Bast’s steps had slowed as a small clearing opened abruptly on their right where mangled saplings and torn trunks and limbs still bearing leaves engaged a twisted car fender, a split toilet seat, a chair with one leg and a variety of empty tin cans surrounding a sign Clean Fill Wanted with a telephone number. — How did you know that.
— That’s the only place up there, right? And like right across from it where that guy that raises flowers which used to live in the farmhouse, where he has all those flowers that’s where they’re having this here new shopping center, you know?
— No. Who told you that.
— It’s right in the paper here about the zoning change… and in his effort to keep stride and dig into that armload, everything went. — I… oh, thanks. You don’t have to help me, I mean I just wanted to show you…
— Damn it!
— What. The mud? It brushes off when it gets dry. I just…

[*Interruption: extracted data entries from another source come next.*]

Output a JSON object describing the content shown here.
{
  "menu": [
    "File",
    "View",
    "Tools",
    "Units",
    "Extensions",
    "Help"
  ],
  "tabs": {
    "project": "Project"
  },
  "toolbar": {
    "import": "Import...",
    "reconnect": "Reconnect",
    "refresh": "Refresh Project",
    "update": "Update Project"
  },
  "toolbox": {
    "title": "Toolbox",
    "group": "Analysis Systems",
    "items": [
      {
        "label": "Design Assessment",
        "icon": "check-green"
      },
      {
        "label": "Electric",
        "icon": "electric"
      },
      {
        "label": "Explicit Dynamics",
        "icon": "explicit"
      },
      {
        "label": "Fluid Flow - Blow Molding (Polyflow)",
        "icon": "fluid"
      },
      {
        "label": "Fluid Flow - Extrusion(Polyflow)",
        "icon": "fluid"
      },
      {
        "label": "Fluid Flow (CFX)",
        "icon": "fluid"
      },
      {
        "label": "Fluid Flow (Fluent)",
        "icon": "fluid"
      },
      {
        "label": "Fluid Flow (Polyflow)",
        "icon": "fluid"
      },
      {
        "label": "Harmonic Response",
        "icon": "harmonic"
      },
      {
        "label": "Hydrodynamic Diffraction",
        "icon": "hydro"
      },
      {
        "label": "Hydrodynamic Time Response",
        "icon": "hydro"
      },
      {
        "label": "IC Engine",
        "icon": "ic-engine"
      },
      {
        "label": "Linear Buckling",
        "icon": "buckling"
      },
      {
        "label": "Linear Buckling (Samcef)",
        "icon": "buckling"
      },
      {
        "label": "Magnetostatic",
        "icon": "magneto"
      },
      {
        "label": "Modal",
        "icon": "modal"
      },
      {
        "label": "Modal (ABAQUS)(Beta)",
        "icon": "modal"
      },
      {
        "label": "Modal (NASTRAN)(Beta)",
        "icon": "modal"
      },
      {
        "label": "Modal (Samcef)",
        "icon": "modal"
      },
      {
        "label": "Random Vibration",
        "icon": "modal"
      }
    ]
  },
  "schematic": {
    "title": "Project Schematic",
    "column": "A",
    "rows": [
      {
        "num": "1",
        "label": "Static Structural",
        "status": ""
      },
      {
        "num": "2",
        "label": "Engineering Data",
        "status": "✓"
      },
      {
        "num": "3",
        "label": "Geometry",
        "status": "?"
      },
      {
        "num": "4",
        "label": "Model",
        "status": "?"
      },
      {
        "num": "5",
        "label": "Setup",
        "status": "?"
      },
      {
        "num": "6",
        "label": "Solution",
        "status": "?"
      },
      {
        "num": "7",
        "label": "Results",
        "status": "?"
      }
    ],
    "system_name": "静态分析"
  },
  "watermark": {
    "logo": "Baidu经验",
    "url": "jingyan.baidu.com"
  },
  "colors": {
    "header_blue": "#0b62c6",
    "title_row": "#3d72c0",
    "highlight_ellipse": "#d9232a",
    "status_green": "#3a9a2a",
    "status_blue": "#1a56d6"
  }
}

— Whose is all this? said Bast stooped, picking up Gem School of Real Estate, Amertorg International Trading Corp., Cushion-Eez Shoe Company, National Institute of Criminology, Ace Match Company, — this mail.
— It’s today’s. I just went to the post office.
— This is yours? your mail?
— Sure, you just send away, J R said without looking up from the skidding surfaces of the magazines he was pulling together, Success Secrets, Selling, Success, the abrupt appearance of a bared breast crowding a full page, — it’s mostly free, you know? He gathered in the breast without a glance, and stood.
— What are those magazines? Bast said, staring.
— Just things where you get to send away, you know? Like I thought I had the town paper here but it’s the wrong one, about zoning this improved property and all.